Personal information
- Born: 8 July 2002 (age 24) Mogilev, Belarus

Chess career
- Country: Belarus (until 2021) Russia (2021–2023) FIDE (2023–2025) Austria (since 2025)
- Title: International Master (2019) Woman Grandmaster (2019)
- FIDE rating: 2416 (August 2026)
- Peak rating: 2453 (December 2021)

= Olga Badelka =

Belarusian chess player (born 2002)

Olga Badelka (Вольга Бадэлька, Ольга Баделько; born 8 July 2002) is a Belarusian chess player, currently playing for Austria, who holds the FIDE title of International Master (IM, 2019). In 2021, she was on the chess team of the University of Missouri in the United States.
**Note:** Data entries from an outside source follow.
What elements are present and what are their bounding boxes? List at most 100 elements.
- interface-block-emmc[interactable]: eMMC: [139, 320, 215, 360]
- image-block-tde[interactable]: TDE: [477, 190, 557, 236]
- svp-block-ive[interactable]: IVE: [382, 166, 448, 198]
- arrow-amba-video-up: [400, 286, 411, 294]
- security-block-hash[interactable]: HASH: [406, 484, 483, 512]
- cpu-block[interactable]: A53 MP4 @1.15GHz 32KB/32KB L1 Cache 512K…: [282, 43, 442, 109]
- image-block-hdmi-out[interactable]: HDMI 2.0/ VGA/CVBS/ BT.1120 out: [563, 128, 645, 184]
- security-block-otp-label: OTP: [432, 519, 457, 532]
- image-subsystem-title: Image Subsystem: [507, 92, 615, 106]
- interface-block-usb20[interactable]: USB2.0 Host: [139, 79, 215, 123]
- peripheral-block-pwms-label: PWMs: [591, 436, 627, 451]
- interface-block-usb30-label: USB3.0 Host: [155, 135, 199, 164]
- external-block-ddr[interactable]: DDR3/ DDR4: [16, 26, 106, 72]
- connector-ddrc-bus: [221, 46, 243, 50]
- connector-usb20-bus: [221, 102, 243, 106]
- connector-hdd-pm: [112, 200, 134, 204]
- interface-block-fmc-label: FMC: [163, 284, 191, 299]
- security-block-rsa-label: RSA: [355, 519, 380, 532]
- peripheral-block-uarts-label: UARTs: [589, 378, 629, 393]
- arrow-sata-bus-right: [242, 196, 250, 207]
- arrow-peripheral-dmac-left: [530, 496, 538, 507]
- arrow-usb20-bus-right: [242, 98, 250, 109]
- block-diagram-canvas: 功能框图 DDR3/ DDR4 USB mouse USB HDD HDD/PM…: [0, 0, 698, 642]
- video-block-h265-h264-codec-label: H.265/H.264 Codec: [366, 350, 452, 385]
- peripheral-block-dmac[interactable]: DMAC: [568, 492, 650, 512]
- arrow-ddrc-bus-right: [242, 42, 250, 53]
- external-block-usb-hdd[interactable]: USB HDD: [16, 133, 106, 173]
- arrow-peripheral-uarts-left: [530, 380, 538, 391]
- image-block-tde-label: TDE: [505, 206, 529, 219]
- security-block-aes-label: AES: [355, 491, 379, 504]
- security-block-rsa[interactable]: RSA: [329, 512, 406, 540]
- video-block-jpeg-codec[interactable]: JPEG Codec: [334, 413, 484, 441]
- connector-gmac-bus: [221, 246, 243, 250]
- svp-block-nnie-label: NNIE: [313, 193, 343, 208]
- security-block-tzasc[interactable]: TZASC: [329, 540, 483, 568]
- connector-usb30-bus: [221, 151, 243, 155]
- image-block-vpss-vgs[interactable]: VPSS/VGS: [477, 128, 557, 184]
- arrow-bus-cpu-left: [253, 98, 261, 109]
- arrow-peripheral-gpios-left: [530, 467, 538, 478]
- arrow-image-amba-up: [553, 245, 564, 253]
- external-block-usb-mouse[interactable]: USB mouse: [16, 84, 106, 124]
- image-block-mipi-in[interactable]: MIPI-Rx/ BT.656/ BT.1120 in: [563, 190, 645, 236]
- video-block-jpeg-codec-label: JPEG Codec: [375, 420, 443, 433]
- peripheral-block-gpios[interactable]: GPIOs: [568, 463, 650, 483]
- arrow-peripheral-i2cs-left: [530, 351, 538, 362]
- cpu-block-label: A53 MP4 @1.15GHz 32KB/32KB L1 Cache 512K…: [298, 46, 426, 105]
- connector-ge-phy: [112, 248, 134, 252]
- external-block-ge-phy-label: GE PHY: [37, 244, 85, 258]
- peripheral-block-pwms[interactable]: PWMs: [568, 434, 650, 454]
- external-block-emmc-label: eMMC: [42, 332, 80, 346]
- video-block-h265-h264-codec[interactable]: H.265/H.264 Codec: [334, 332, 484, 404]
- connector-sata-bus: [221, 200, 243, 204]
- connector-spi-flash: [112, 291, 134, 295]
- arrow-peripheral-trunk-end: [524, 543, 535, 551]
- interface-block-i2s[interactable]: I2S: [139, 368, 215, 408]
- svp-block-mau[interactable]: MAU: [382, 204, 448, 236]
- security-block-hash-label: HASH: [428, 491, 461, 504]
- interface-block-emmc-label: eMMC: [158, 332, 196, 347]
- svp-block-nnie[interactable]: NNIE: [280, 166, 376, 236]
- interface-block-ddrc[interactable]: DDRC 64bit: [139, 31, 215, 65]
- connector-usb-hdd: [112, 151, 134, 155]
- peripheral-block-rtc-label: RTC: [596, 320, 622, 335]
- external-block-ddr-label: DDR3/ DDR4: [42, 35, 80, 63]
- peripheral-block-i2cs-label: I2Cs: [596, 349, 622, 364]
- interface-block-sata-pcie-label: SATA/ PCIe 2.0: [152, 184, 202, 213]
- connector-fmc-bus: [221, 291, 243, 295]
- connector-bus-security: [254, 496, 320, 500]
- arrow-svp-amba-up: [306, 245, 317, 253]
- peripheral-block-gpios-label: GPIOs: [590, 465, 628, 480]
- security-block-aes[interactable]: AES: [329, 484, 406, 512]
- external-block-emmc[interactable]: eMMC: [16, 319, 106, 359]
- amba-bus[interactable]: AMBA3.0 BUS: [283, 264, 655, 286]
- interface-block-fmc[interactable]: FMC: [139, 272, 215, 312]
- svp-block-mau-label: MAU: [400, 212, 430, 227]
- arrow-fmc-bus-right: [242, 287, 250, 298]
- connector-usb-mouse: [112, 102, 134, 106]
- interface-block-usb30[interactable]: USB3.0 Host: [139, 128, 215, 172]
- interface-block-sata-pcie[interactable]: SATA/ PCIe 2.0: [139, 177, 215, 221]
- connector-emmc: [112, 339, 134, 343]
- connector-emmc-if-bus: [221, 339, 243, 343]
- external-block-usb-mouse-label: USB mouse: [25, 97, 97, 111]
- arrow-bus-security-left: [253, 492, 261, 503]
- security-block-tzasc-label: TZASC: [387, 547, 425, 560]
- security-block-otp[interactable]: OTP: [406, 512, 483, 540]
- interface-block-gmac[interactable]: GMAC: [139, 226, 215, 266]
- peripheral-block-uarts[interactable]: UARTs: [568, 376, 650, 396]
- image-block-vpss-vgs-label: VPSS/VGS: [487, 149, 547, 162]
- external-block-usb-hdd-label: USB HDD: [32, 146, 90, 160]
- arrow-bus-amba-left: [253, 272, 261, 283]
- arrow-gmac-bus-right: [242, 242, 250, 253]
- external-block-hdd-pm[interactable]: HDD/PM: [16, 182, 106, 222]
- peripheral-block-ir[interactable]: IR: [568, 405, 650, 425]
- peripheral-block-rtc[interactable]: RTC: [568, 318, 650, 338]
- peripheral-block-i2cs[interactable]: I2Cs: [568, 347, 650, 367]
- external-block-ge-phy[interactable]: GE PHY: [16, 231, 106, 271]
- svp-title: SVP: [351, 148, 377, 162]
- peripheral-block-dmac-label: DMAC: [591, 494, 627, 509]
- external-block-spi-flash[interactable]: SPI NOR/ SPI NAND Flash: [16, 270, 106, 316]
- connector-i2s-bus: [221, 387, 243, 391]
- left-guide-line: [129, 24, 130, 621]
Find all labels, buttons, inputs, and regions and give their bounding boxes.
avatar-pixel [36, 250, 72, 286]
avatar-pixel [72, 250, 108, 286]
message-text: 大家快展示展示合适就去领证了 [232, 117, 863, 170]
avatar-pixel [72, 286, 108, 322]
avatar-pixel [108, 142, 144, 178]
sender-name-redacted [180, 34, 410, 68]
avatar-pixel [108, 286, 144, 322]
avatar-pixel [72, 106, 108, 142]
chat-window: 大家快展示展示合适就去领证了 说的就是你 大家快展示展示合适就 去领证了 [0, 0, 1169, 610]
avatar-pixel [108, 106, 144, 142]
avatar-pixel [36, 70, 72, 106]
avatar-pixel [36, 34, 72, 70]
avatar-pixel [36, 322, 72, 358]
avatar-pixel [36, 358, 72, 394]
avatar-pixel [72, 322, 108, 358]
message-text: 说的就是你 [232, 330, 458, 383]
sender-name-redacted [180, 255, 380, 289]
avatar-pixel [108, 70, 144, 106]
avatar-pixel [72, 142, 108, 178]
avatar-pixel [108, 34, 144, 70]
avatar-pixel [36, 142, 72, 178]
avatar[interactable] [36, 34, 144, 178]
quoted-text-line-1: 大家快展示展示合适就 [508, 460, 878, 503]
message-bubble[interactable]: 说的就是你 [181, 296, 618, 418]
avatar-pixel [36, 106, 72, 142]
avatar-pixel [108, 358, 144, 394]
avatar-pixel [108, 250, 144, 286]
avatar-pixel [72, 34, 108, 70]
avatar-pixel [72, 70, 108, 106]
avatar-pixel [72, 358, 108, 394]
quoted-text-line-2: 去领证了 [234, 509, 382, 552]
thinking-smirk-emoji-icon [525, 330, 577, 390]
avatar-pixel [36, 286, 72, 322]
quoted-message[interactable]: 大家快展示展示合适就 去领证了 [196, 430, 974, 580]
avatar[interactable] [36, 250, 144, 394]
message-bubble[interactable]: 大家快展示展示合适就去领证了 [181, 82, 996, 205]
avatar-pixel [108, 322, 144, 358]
As of 2022, Badelka now plays chess full-time.

==Biography==
Olga Badelka is multiple winner of Belarusian Youth Chess Championships for girls in different age groups:
U16 (2017), U18 (2017), U20 (2016).

She repeatedly represented Belarus at the European Youth Chess Championships and World Youth Chess Championships in different age groups, where she won five medals: gold (in 2017, at the European Youth Chess Championship in the U16 girls age group), three silver (in 2012, at the World Youth Chess Championship in the U10 girls age group, and in 2018, at the European Youth Chess Championship in the U16 girls age group, and in 2019, at the European Youth Chess Championship in the U18 girls age group) and bronze (in 2014, at the World Youth Chess Championship in the U12 girls age group). In 2013, Badelka won World School Chess Championship in the U11 girls age group. She four time played for Belarus in World Youth U16 Chess Olympiads (2014–2017).

In 2017, in Riga, Badelka participated in the Women's European Individual Chess Championship.

Badelka played for Belarus in the Women's Chess Olympiads:
- In 2016, at third board in the 42nd Chess Olympiad (women) in Baku (+5, =3, -2),
- In 2018, at first board in the 43rd Chess Olympiad (women) in Batumi (+3, =5, -1).

In 2017, she received the FIDE Woman International Master (WIM) title. She received the International Master (IM) and Woman Grandmaster (WGM) titles in 2019.

In 2021, Badelka played the Bongcloud (doubled but not drawn) against Magnus Carlsen during a blitz event. Carlsen dubbed the move "...very silly and a little bit legendary...".

In 2021, she entered the University of Missouri in the United States, joining the university's chess team and majoring in linguistics.